Standard 2nd order finite difference discretization with Newton’s method for the nonlinear system gives us a linear system in each iteration.

$[I-\Delta t (J_x-J_y-J_m)]c = b,$

where $J_*$ is the Jacobian matrix for the $x$,$y$ and mix derivative terms. To solve it using ADI, we make the following approximation :

$[I-\Delta t (J_x-J_y-J_m)] \sim [I-\Delta t J_x][I-\Delta t J_y] + O(\Delta t).$

As a result, we are able to decouple the whole system into many smaller ones, and is much easier to solve.

The remaining question is, how to improve the approximation to make it more accurate ? Numerical simulation suggests that such kind of decouple procedure do improve the performance. The running time is reduced roughly by 10. However, the number of Newton’s iteration increases significantly. That’s mainly because the approximation matrix is in some sense a first order approximation to the Newton’s matrix. Hence the convergent rate is reduced to linearly instead of quadratically in usual Newton’s method.

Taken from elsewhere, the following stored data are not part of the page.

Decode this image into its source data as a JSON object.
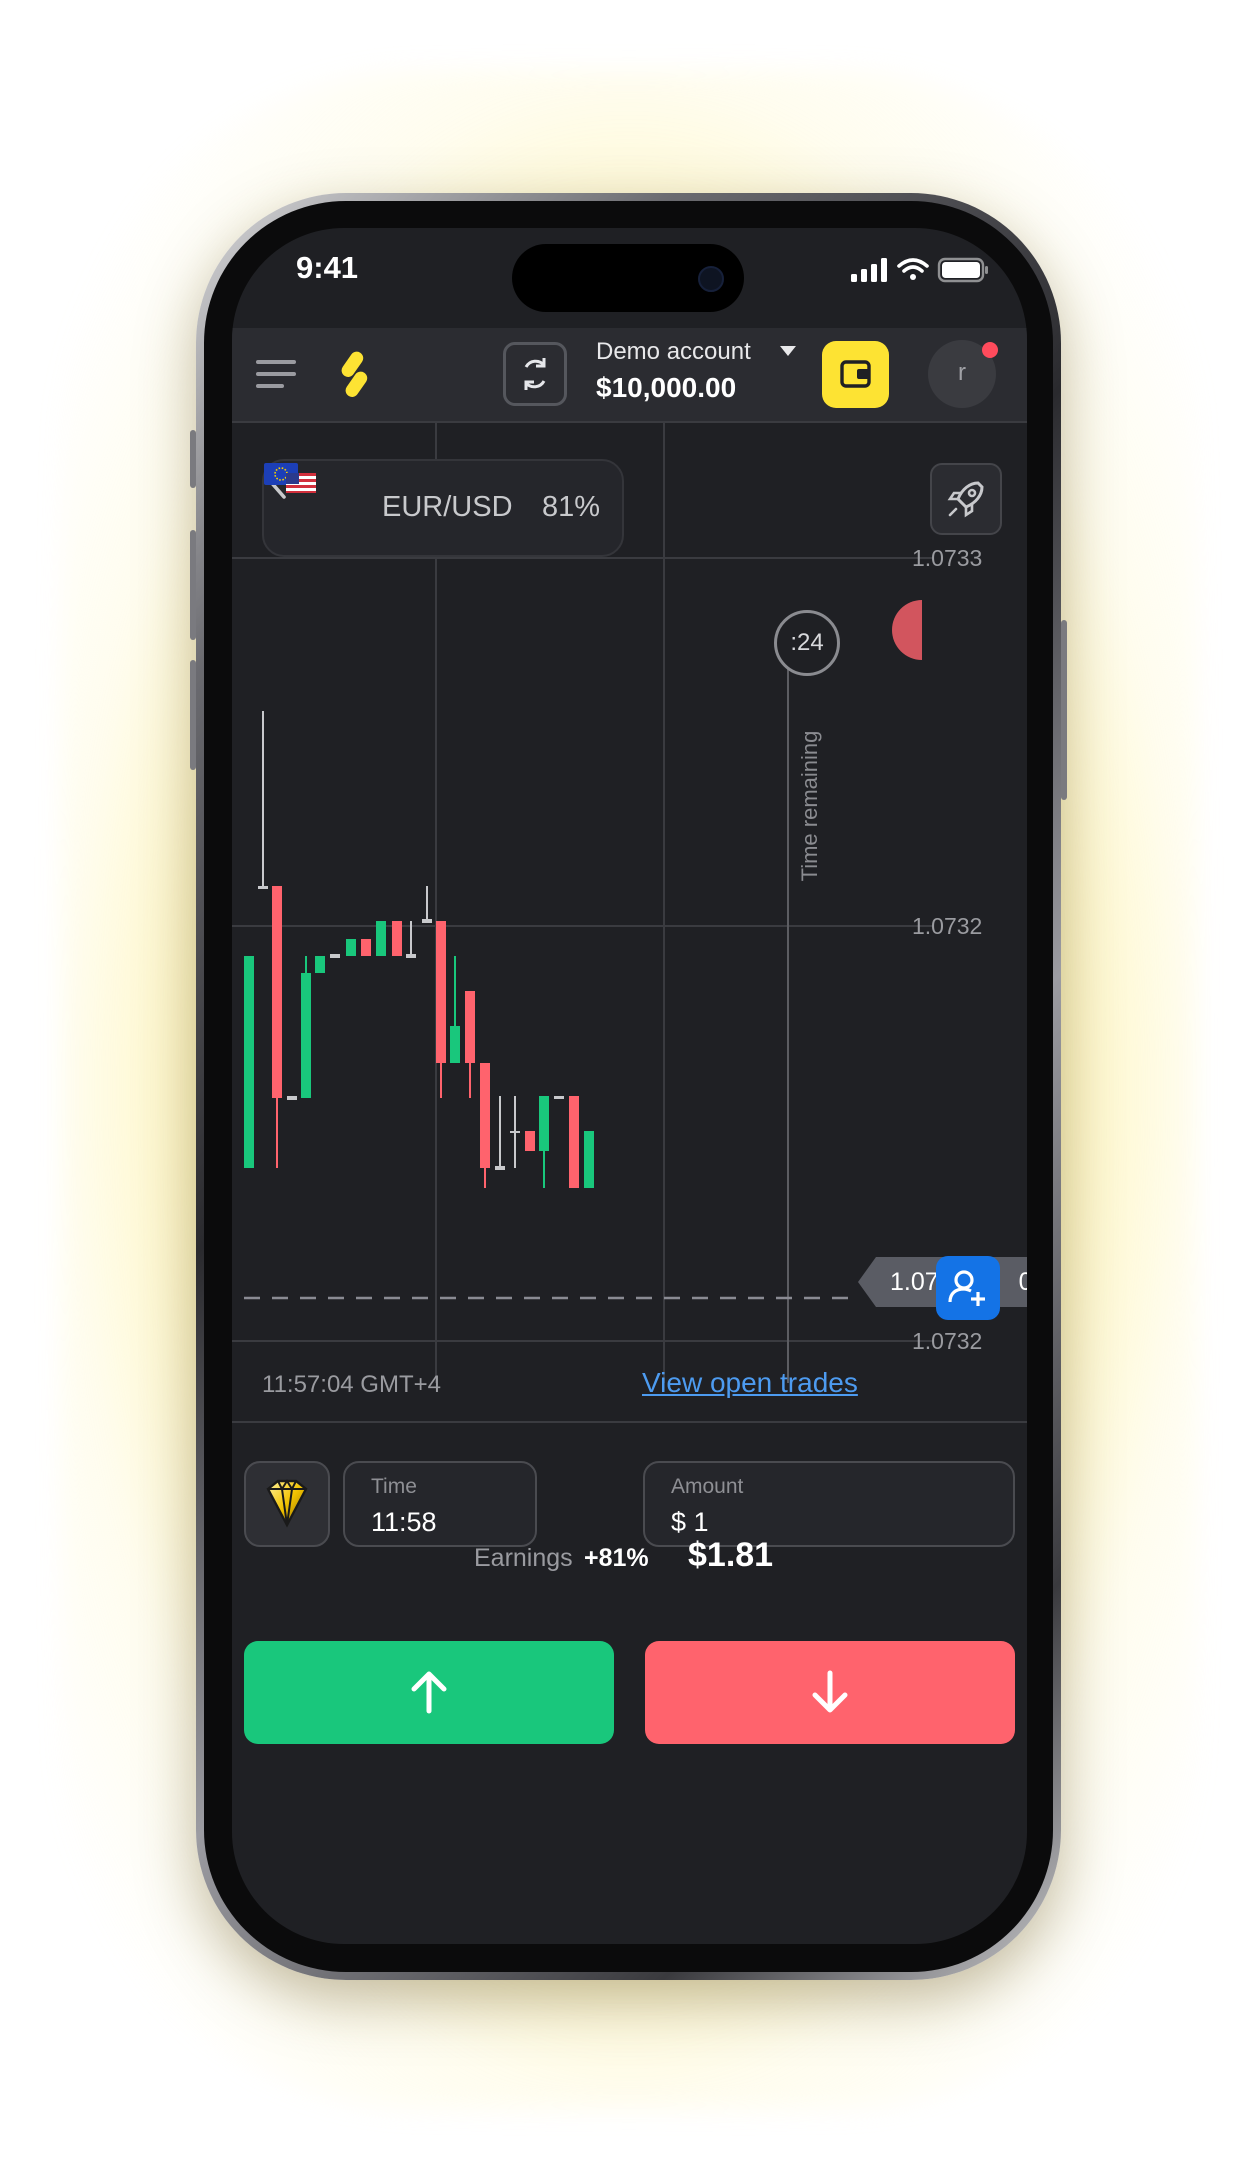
{
  "status_bar": {
    "time": "9:41"
  },
  "header": {
    "account_label": "Demo account",
    "balance": "$10,000.00",
    "avatar_initial": "r"
  },
  "asset": {
    "pair": "EUR/USD",
    "payout": "81%"
  },
  "chart": {
    "timer": ":24",
    "time_remaining_label": "Time remaining",
    "price_labels": [
      "1.0733",
      "1.0732",
      "1.0732"
    ],
    "current_price": "1.0732",
    "current_price_display": "1.073",
    "current_price_tail": "0",
    "clock": "11:57:04 GMT+4",
    "view_trades_link": "View open trades"
  },
  "chart_data": {
    "type": "candlestick",
    "colors": {
      "up": "#19c77c",
      "down": "#ff636d",
      "doji": "#c8c9cc"
    }
  },
  "trade_form": {
    "time_label": "Time",
    "time_value": "11:58",
    "amount_label": "Amount",
    "amount_value": "$ 1",
    "earnings_label": "Earnings",
    "earnings_pct": "+81%",
    "earnings_value": "$1.81"
  },
  "colors": {
    "accent_yellow": "#fde333",
    "up_green": "#19c77c",
    "down_red": "#ff636d",
    "link_blue": "#4d9bf0",
    "background": "#1f2024"
  },
  "icons": [
    "menu-icon",
    "logo-icon",
    "switch-account-icon",
    "wallet-icon",
    "rocket-icon",
    "back-chevron-icon",
    "eu-flag-icon",
    "us-flag-icon",
    "add-user-icon",
    "diamond-icon",
    "arrow-up-icon",
    "arrow-down-icon"
  ]
}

In general, time dependent PDE can be expressed as

$h_t + f(h) = 0.$

It can be discretized in time by the so-called $\theta$ method :

$\frac{h^{n+1}-h^n}{\Delta t} + (1-\theta) f^{n+1} + \theta f^n = 0.$

Therefore, after discretizing in space, we have a nonlinear system of equations to solve :

$h^{n+1} + (1-\theta) \Delta t f^{n+1} = h^n - \theta\Delta t f^n.$

To solve it, we apply the Newton’s method. At first, we linearize $h^{n+1}$ about a guess of the solution by assuming $h^{n+1} = h^* + c$, where $h^*$ is a guess and $c$ is the correction. Then we express the nonlinear part using Taylor’s expansion

$f^{n+1}=f(h^{n+1})=f(h^*+c)=f(h^*)+J_f(h^*)\cdot c = f^*+J_f^* \cdot c,$

where $J_f$is the Jacobian matrix for function $f$ and $J_f^*=J_f(h^*)$. Finally, we obtain a system of linear equations for the correction term

$( I + (1-\theta) \Delta t J_f^* ) c = -h^* - (1-\theta)\Delta t f^* + h^n - \theta\Delta t f^n.$

So, from time step $t=t^n$ to $t=t^{n+1}$,we need to keep correcting the guess solution until the correction term is small enough.